I would like now to summarize the twists and turns of the Louisiana catastrophic lawsuit. Recently we settled a multi-million dollar catastrophic injury lawsuit where a worker lost his arm due to a construction accident. The lawsuit was filed approximately 4 years ago. For 3 years we litigated the lawsuit, fighting off motions for summary judgement (this is a motion to essentially end the case) by the defendant and taking depositions (testimony from witnesses and experts) all over the country to confirm that the defendant was negligent.
Negotiating a Settlement at a Mediation
After approximately 2 1/2 years of litigating this matter, the defendants tried a mediation. A mediation is when a person who is not involved in the case helps the attorneys from each side try to reach an agreement on a financial settlement. During that mediation, with multiple insurance companies involved, they offered a paltry sum of $300,000. At this point, it should become obvious to the experienced trial attorney that the only way the insurance companies were going to pay an appropriate amount to my client was to set a trial date and start the jury trial. That does not mean that the case would necessarily be decided by a jury verdict. What it means is that you must get the insurance company in front of a Louisiana Parish jury to make them realize that they are getting ready to receive justice by Louisiana citizens.
Taking a Catastrophic Injury Lawsuit to Trial
In this case, after 3 mediations and after the insurance companies refused to offer an appropriate amount, we were able to get a trial date in front of a Louisiana jury. After 10 days of trying the matter, the insurance company finally submitted a settlement amount which was attractive to my client. My client has suffered a permanent and disabling injury, and after the settlement, he was financially stable and would not ever have to work again for the rest of his life.

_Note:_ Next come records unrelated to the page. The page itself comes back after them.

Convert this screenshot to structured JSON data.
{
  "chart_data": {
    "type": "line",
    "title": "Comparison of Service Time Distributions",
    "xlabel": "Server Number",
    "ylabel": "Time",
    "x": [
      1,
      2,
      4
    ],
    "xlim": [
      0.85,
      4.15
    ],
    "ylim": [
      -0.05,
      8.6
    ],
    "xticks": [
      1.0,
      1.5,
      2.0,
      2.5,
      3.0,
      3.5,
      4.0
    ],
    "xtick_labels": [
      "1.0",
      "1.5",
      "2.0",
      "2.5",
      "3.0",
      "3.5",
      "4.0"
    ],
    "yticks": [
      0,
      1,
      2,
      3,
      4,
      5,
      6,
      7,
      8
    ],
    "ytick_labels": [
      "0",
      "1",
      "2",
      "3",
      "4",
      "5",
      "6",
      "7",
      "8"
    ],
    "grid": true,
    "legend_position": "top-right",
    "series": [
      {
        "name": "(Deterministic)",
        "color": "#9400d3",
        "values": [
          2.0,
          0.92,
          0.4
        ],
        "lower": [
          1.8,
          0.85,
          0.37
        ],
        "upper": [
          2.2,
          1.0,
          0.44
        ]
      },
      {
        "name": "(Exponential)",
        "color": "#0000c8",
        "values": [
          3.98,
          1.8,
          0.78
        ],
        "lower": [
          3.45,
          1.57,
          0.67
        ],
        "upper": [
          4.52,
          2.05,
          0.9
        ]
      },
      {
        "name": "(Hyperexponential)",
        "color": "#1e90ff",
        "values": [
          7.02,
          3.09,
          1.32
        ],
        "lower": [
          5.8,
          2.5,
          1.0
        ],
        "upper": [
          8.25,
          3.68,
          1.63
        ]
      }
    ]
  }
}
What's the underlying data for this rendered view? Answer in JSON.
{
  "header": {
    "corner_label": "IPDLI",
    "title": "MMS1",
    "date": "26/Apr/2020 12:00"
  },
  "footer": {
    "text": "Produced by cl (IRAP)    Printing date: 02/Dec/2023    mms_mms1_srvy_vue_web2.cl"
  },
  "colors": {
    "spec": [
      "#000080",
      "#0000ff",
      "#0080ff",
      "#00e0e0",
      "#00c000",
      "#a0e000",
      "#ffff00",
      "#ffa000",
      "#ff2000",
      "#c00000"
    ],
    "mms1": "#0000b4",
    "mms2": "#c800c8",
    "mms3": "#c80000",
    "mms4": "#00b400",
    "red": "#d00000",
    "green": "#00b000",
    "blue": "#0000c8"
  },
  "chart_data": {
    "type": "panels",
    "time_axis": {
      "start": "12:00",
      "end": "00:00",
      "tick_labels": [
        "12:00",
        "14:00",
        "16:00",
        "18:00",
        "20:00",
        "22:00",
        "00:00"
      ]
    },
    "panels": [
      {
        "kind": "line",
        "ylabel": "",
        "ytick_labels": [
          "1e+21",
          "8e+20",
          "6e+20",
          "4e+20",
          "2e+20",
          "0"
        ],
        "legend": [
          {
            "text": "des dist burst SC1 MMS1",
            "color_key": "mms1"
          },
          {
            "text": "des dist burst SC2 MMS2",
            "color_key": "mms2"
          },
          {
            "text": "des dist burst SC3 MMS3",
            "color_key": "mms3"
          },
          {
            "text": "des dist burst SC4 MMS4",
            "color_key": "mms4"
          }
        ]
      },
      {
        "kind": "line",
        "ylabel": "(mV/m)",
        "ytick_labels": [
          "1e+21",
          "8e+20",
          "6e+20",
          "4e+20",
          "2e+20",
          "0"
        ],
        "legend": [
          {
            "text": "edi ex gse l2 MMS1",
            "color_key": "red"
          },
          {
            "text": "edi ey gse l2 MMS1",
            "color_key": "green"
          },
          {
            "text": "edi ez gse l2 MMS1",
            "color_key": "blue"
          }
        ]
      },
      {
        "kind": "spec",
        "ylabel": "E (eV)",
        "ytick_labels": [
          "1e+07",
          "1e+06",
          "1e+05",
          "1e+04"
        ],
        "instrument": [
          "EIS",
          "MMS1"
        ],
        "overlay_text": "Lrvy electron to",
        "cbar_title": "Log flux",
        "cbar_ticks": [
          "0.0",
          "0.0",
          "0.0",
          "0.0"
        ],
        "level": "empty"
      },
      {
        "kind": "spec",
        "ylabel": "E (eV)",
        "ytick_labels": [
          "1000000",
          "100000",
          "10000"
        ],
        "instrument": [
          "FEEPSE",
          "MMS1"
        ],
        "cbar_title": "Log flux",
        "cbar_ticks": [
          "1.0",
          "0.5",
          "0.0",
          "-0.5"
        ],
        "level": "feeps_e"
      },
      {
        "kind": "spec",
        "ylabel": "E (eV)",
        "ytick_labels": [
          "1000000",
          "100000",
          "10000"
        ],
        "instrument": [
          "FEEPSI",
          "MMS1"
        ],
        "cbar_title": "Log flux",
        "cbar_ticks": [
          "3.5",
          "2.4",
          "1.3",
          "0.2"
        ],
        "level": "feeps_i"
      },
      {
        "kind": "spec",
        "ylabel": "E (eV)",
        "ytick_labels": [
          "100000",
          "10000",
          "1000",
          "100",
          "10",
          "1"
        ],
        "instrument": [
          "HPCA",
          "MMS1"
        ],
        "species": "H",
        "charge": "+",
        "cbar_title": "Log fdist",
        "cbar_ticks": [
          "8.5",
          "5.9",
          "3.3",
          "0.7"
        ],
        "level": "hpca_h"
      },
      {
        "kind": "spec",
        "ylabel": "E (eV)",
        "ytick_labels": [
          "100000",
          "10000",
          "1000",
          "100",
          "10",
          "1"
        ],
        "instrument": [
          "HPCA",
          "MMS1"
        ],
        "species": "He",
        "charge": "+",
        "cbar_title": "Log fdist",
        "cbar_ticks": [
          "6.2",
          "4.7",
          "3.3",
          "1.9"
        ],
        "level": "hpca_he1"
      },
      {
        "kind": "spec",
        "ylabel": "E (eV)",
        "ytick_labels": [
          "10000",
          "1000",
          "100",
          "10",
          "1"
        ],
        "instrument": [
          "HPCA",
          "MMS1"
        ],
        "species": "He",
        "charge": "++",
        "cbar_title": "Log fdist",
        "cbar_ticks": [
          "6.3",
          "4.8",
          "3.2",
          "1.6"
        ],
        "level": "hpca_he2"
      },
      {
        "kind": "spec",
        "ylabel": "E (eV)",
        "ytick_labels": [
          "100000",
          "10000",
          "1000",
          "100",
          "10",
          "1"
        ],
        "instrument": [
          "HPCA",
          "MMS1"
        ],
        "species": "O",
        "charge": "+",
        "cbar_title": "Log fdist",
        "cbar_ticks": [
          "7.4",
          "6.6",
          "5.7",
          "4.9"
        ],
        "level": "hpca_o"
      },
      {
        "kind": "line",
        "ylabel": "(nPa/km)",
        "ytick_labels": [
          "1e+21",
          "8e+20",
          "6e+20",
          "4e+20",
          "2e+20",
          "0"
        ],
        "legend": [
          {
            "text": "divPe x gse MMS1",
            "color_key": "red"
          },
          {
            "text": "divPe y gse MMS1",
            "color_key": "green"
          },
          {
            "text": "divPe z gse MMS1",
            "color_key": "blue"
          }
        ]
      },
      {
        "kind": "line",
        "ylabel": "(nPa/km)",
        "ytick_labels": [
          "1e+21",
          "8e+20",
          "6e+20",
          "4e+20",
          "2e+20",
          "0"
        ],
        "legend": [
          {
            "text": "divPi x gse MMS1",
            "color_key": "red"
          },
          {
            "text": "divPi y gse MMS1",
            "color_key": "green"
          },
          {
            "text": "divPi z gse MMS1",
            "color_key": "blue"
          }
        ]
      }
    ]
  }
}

The Importance of Having a Personal Injury Trial Attorney
What is important to note about this litigation history is that the threat of a Louisiana Parish jury trial may be the only way to receive a fair settlement for a catastrophic injury. Many times the insurance companies believe that the injured person or plaintiff’s attorney does not have the nerve to actually try the case. The main reason for this belief is that trying catastrophic injury cases is extremely expensive. A jury trial can easily cost $60,000 or more. Since personal injury lawsuits are generally handled on a contingency basis, the plaintiff’s attorney pays the upfront trial costs and only is compensated for the trial expenses if the case is successful. It is much less expensive and risky to settle a case rather than take it to the jury. But if an insurance company is not willing to offer fair compensation for a catastrophic injury, the plaintiff’s attorney must have the financial resources, the nerve and the ability to actually try the case.